Setiap tahun rata-rata sekitar 3,6 juta siswa lulus sekolah menengah tingkat atas. Namun, dari jumlah itu, kurang dari 60 persen yang melanjutkan ke perguruan tinggi.
Data yang diambil dari publikasi di situs web Kementerian Koordinator Bidang Pengembangan Manusia dan Kebudayaan pada 5 Maret 2022 tersebut menunjukkan rendahnya akses pendidikan tinggi di Indonesia. Meski terus meningkat, Angka Partisipasi Kasar Pendidikan Tinggi (APK PT) masih rendah, baru mencapai 39,37 pada 2022 (data Kementerian Pendidikan, Kebudayaan, Riset, dan Teknologi).
Salah satu upaya yang dilakukan pemerintah kemudian dengan mengoptimalkan jalur masuk ke perguruan tinggi negeri (PTN). Sebanyak 156.029 calon mahasiswa yang lulus di jalur seleksi nasional berdasarkan prestasi (SNBP) diajak bertanggung jawab atas pilihannya (Kompas, 27/3/2024). Mengundurkan diri berarti menutup peluang mereka masuk PTN melalui jalur seleksi nasional berbasis tes (SNBT) pada 2024, 2025, dan 2026 ataupun jalur mandiri pada tahun ini.
Baca juga: Diterima Jalur Prestasi, Calon Mahasiswa Diajak Bertanggung Jawab terhadap Pilihan
Di tengah rendahnya APK PT, upaya tersebut diharapkan membuat daya tampung 145 PTN peserta seleksi nasional penerimaan mahasiswa baru (SNPMB) dapat terisi secara optimal. Sudah barang tentu tidak semua lulusan SMA dapat tertampung di semua PTN tersebut. Masih ada lebih dari 4.300 perguruan tinggi lain yang siap menampung para lulusan SMA.
Permasalahannya, banyak lulusan SMA/SMK sederajat yang kesulitan mengakses perguruan tinggi. Peminat PTN memang selalu berlimpah, jauh melebihi daya tampungnya, karena image kualitas tinggi dan biaya pendidikan lebih rendah. Namun, tidak demikian dengan perguruan tinggi swasta (PTS).
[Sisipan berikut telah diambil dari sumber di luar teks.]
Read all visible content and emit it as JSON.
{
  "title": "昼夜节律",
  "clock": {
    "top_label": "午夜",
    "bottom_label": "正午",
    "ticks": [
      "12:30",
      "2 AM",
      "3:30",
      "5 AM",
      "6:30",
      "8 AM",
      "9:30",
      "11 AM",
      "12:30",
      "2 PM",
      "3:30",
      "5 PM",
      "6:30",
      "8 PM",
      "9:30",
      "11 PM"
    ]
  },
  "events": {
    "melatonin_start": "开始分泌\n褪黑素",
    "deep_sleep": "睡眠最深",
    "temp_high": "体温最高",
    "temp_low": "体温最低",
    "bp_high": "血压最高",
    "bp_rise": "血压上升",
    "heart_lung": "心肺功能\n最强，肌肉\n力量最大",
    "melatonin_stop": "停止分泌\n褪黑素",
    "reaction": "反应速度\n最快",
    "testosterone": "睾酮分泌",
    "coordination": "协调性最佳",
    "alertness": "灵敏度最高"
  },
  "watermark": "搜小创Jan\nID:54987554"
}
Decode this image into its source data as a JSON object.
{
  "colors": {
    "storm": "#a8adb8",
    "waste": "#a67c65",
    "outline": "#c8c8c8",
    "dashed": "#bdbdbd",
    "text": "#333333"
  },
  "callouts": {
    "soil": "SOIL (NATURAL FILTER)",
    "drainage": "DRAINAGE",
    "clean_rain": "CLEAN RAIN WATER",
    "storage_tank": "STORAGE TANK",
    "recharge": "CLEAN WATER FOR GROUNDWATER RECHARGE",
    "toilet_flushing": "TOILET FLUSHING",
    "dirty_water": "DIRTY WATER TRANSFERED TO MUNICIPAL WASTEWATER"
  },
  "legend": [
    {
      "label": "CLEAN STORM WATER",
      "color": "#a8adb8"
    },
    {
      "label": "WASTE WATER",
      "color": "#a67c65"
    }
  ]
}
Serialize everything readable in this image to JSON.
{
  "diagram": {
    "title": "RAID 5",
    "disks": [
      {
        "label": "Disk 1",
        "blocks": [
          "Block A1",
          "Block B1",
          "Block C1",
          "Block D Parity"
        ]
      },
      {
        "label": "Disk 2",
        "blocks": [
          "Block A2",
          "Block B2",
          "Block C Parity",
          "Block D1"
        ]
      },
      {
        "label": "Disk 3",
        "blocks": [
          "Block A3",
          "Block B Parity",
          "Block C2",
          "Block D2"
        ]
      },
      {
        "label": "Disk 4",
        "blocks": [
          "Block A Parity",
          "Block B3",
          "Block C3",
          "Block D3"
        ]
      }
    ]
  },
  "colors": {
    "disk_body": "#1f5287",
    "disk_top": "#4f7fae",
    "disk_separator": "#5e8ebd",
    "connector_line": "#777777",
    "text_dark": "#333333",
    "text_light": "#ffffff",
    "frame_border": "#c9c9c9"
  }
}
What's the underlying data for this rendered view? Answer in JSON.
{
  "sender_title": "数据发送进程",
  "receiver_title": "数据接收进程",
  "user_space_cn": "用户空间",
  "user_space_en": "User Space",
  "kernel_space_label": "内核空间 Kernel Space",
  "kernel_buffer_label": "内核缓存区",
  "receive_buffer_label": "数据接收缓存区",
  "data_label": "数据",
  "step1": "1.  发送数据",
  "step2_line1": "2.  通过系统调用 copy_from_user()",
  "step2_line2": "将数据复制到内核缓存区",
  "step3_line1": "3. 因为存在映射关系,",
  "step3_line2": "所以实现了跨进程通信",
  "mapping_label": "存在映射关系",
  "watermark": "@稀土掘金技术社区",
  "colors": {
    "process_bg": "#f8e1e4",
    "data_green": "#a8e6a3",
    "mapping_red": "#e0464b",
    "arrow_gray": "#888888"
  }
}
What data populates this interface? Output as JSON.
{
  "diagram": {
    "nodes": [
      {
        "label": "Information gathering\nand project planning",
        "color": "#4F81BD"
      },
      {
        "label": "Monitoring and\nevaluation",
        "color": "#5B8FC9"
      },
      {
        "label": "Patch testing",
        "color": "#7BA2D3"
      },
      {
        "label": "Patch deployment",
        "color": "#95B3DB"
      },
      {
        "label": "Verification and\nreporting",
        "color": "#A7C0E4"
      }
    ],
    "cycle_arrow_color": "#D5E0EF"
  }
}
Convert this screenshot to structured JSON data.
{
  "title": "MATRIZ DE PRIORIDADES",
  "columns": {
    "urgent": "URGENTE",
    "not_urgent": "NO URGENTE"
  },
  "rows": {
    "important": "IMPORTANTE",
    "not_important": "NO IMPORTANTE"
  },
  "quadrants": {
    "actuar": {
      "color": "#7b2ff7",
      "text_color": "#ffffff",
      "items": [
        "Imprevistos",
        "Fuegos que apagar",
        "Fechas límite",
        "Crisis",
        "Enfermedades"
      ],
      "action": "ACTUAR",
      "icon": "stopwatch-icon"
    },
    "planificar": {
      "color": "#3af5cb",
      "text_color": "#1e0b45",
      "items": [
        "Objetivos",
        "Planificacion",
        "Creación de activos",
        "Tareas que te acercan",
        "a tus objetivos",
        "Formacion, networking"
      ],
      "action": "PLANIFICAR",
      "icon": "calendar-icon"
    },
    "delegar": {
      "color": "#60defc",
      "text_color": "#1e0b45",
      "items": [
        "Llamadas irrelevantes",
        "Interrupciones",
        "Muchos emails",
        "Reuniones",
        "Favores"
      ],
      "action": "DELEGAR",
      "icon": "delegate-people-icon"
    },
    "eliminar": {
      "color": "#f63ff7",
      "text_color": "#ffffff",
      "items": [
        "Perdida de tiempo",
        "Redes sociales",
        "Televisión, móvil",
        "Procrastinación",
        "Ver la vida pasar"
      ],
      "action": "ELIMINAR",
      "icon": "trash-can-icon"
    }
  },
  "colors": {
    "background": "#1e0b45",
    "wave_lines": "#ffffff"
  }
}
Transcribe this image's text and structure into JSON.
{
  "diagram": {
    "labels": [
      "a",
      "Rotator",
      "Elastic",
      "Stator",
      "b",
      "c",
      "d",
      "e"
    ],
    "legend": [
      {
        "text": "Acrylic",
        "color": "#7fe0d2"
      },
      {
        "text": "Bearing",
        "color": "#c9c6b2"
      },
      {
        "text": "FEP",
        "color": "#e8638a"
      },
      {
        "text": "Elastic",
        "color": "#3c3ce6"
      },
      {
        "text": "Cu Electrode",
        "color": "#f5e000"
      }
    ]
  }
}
Tak sedikit PTS yang mengeluhkan kekurangan mahasiswa.
Mayoritas siswa potensial—mempunyai dukungan kapital ekonomi dan kemampuan akademik—sudah tersaring di PTN atau PTS-PTS yang dinilai berkualitas. Dari sekitar 3.000 PTS, sebanyak 50-60 persen dalam kondisi tidak sehat (Kompas.id, 4/10/2022). Upaya pemerintah memperluas akses ke PTS dengan mengembangkan atau meningkatkan kualitas PTS melalui penggabungan PTS belum membuahkan hasil signifikan. Sejak 2015, program ini baru melibatkan 803 PTS.
Baca juga: Pembiayaan Pendidikan Tinggi
Peningkatan kualitas PTS juga belum menjawab masalah utama rendahnya akses ke perguruan tinggi, yaitu faktor biaya. Sejumlah program beasiswa yang disediakan pemerintah belum mampu mengatasi permasalahan ini. Selain jumlahnya terbatas, pelaksanaannya sering kali juga kurang tepat sasaran. Skema pinjaman kuliah juga masih menjadi wacana.
Di tengah kondisi seperti itu, skema kolaborasi untuk menyediakan biaya kuliah bisa menjadi alternatif solusi. Pemerintah dapat berkolaborasi dengan perbankan atau pihak swasta untuk memberikan pinjaman pendidikan bagi mahasiswa atau orangtua mahasiswa kurang mampu.
Di tengah upaya pemerintah mempersiapkan sumber daya manusia unggul menuju Indonesia Emas 2045, keberpihakan kepada mereka yang terpinggirkan hendaknya menjadi program prioritas.